How often we live our days as orphans, as those who’ve been left and abandoned. In grasping and striving, we try to “make it work.” Because we don’t think He will do it. In obsessive planning and worry, we control every outcome. Because we don’t know that He’s able, or cares.
This is not what God has intended. We’ve been handcrafted, handpicked and chosen. No assembly line kids are we. Rather, we are different and colorful, unique as a snowflake, and drafted according to a plan. His plan. He’s chosen us, see, and if we choose Him, He adopts us straight into His clan.

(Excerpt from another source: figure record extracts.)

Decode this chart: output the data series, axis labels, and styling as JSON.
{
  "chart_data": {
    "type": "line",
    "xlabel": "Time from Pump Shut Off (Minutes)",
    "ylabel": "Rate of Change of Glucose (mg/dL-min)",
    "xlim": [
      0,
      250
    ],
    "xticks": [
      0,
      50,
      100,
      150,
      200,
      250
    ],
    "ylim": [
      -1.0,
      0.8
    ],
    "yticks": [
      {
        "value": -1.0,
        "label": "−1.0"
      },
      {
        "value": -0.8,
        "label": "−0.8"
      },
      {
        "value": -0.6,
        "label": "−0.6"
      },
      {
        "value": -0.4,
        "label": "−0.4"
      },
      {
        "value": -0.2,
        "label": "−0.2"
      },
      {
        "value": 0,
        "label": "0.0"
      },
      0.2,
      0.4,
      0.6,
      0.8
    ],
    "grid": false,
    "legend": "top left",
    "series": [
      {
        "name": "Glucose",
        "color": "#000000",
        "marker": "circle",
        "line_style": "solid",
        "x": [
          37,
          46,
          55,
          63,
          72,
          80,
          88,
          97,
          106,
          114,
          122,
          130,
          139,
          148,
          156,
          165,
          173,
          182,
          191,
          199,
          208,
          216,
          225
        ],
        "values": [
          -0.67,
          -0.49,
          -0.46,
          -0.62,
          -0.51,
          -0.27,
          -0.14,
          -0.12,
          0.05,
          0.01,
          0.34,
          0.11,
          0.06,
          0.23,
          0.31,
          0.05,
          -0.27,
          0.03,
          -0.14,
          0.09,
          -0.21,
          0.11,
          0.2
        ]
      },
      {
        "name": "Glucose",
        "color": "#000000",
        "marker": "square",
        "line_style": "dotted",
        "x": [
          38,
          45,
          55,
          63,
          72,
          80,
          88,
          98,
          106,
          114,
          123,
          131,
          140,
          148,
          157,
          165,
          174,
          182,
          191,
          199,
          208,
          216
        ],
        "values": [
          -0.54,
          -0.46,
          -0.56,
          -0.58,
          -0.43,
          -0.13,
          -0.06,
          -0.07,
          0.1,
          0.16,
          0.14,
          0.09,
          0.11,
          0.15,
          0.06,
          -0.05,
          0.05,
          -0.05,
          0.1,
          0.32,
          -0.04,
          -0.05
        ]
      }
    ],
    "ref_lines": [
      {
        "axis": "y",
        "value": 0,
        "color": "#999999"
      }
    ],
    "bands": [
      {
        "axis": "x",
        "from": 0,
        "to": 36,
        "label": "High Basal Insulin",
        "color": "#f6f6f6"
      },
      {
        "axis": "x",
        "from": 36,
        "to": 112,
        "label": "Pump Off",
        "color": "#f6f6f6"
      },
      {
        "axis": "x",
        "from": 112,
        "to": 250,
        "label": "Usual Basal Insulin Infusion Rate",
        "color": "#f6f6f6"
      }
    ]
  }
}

If you are alive, then you have a purpose. There’s something you’re made to do. Do it. There’s a place that you’re made to fill. Fill it. There’s a corner that you’re made to brighten. Get busy!
Someone else could possibly do what you do, but they’re not you, so it would be different. Your flair, your twist, your spark would be gone, so embrace what you have and then share it.
In all of it, live without fear. Work without fear. Play without fear. Give and sing and build and create without fear. You can because you’re not an orphan.
It’s not up to you to make it all work, to ensure that everything happens. The truth of it is that God, He is able, and He is still on the throne. He can make it all work together for good, and He will make your paths straight. His timing is perfect right down to the second.
Rest there. Trust Him. You’re no orphan.